The title of our book clearly signals that sustainability is not something that can be pursued in a half-hearted, ad hoc way. It can’t be tacked on as an afterthought and it shouldn’t be viewed as marginal to the “real” business of colleges and universities. Building a culture of sustainability can have a positive impact not only on the biosphere, but also the institution’s financial bottom line. As we observe in the book, “Sustainability is not only the right thing to do but also the smart thing.” Those institutions that successfully implement sustainability will make the organizational and pedagogical changes necessary to survive and thrive in the 21st century.

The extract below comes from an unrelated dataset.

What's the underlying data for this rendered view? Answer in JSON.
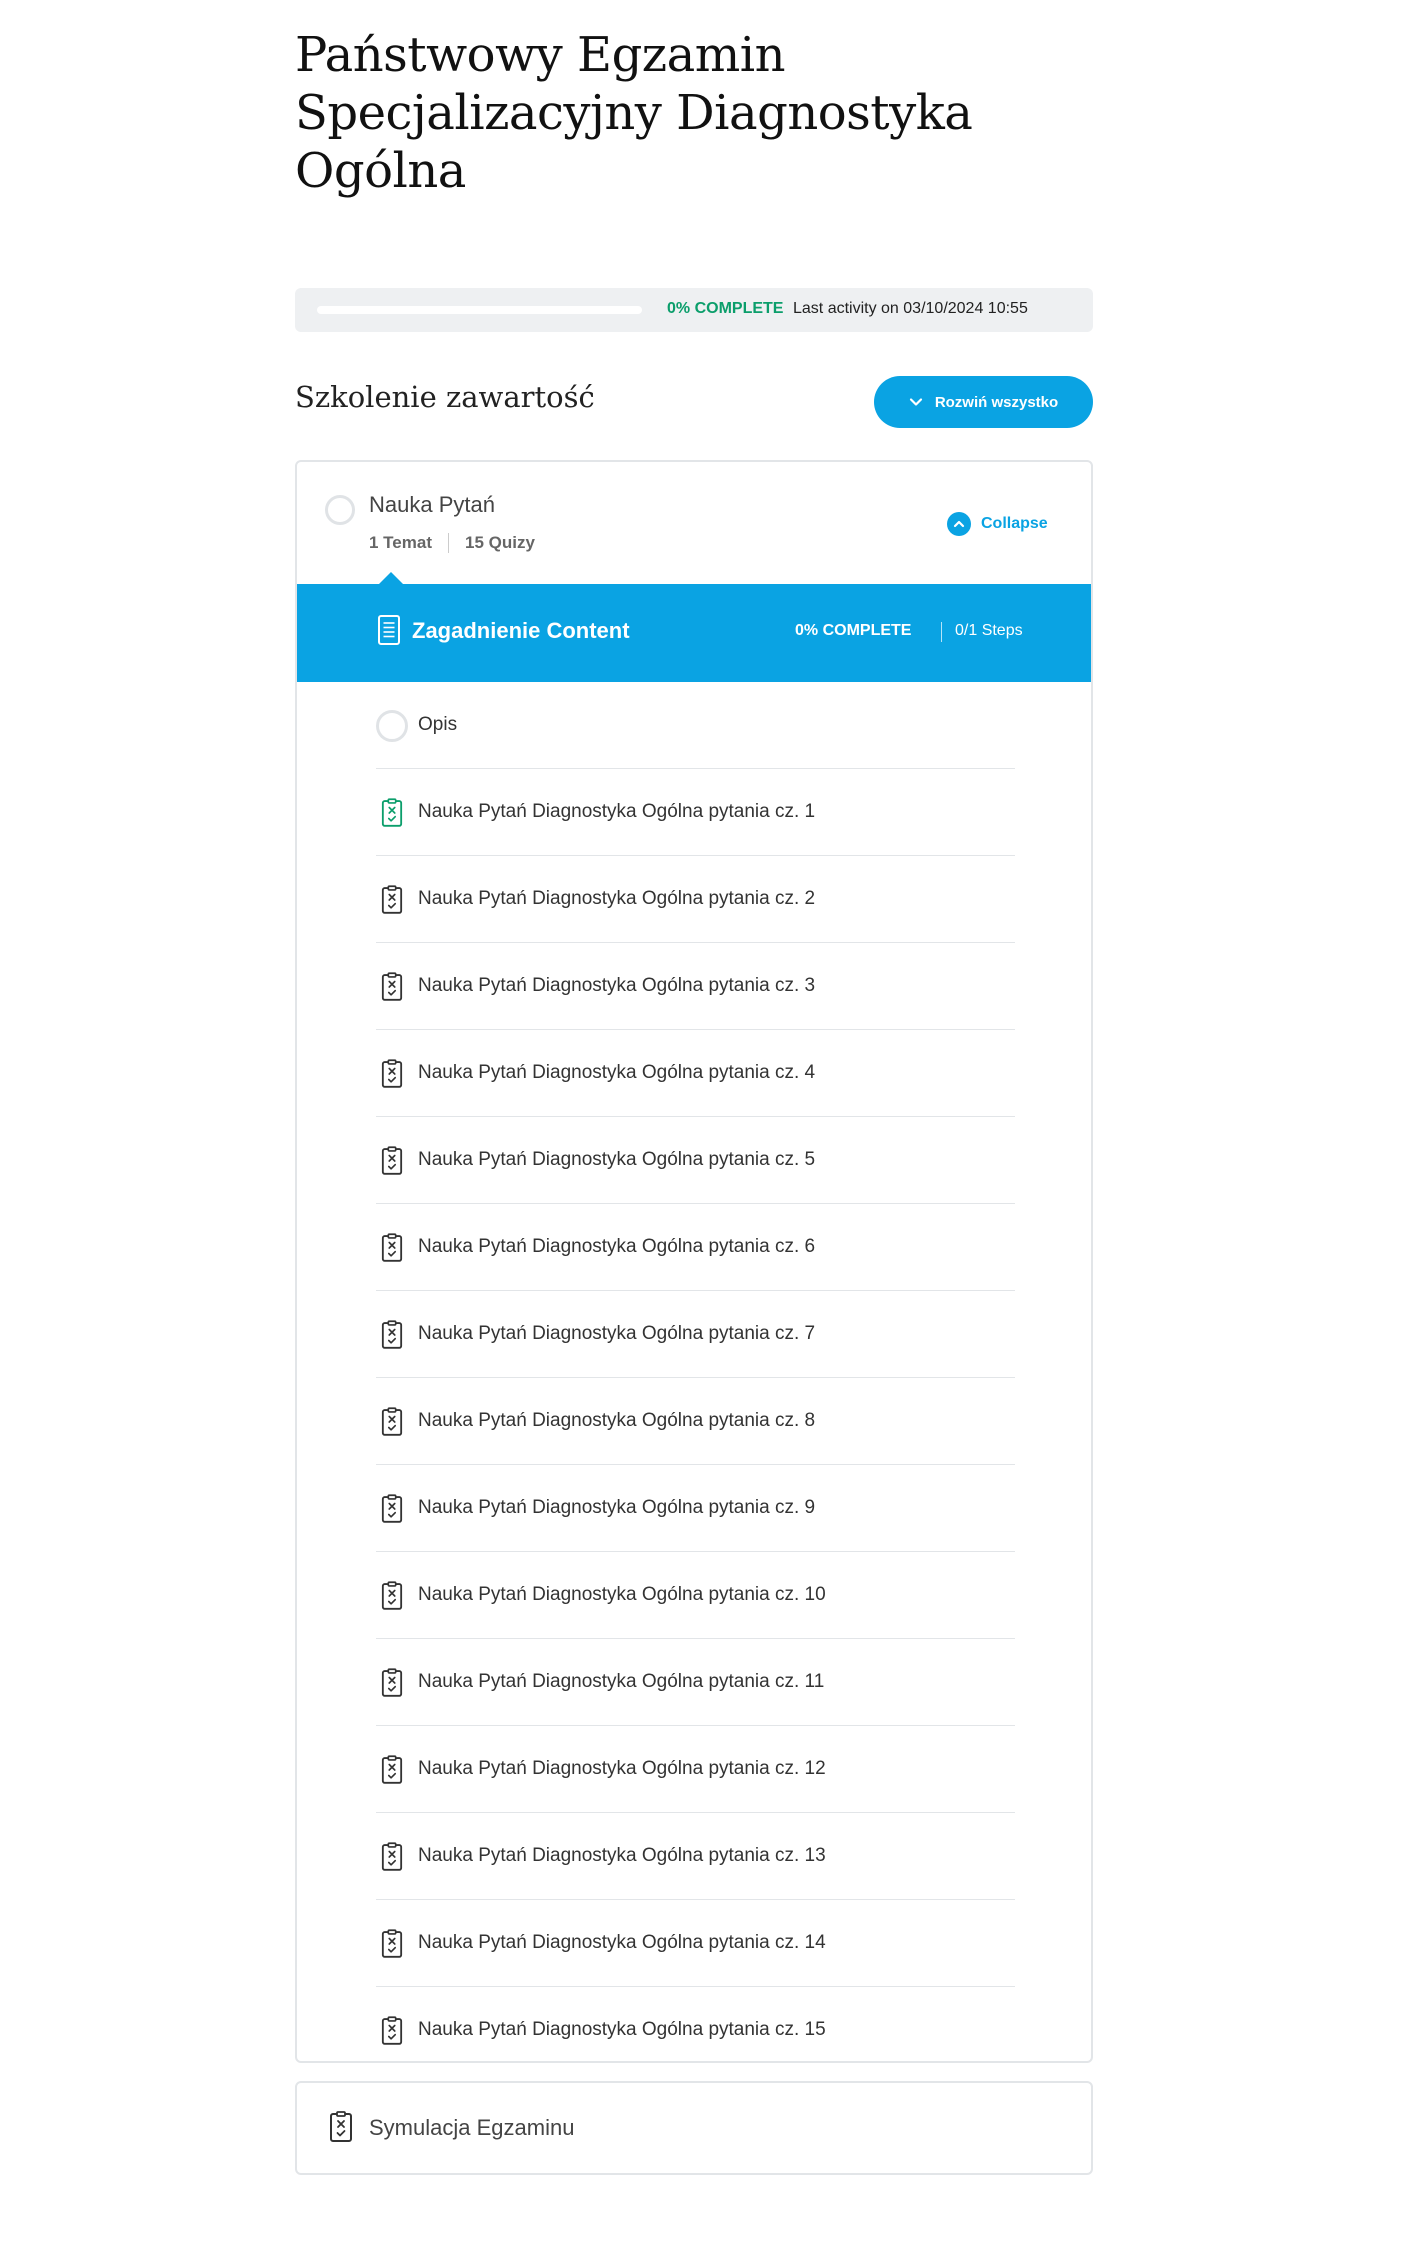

For those implementing the American College and University Presidents Climate Commitment (ACUPCC) at their institutions, viewing sustainability as a core strategy for institutional transformation helps keep the big picture in focus. For the ACUPCC to be successful, it must be framed in a way that places it squarely inside the mission of higher education. That means seeing the ACUPCC as a tremendous opportunity to connect theory and practice and learning inside the classroom with learning outside the classroom. It means transforming colleges and universities into communities of learners, not just communities of the learned.

Boldly Sustainable provides context and perspective, but it also offers specific examples of how institutions can advance the sustainability, energy, and climate protection agendas. Sustainability coordinators and those overseeing the implementation of the ACUPCC will find plenty of information on such issues as monitoring energy performance, LEED standards for new and existing buildings, clean energy, water conservation, transportation, recycling, and purchasing. They will also discover effective ways to shift teaching, learning, and campus life in ways that will promote a more sustainable future. And, of course, no book on sustainability can overlook the challenge of financing new initiatives. Energy performance contracts, power purchase agreements, revolving loan funds, renewable energy hedges, and student fees all get their due.

We hope that this combination of vision and action will inspire and motivate more campus communities to adopt the ACUPCC and encourage those that already have to meet the challenges inherent in this ambitious commitment. Clearly, we are at the beginning of what will be a long conversation; as Robert Frost writes, there is “no way out but through.”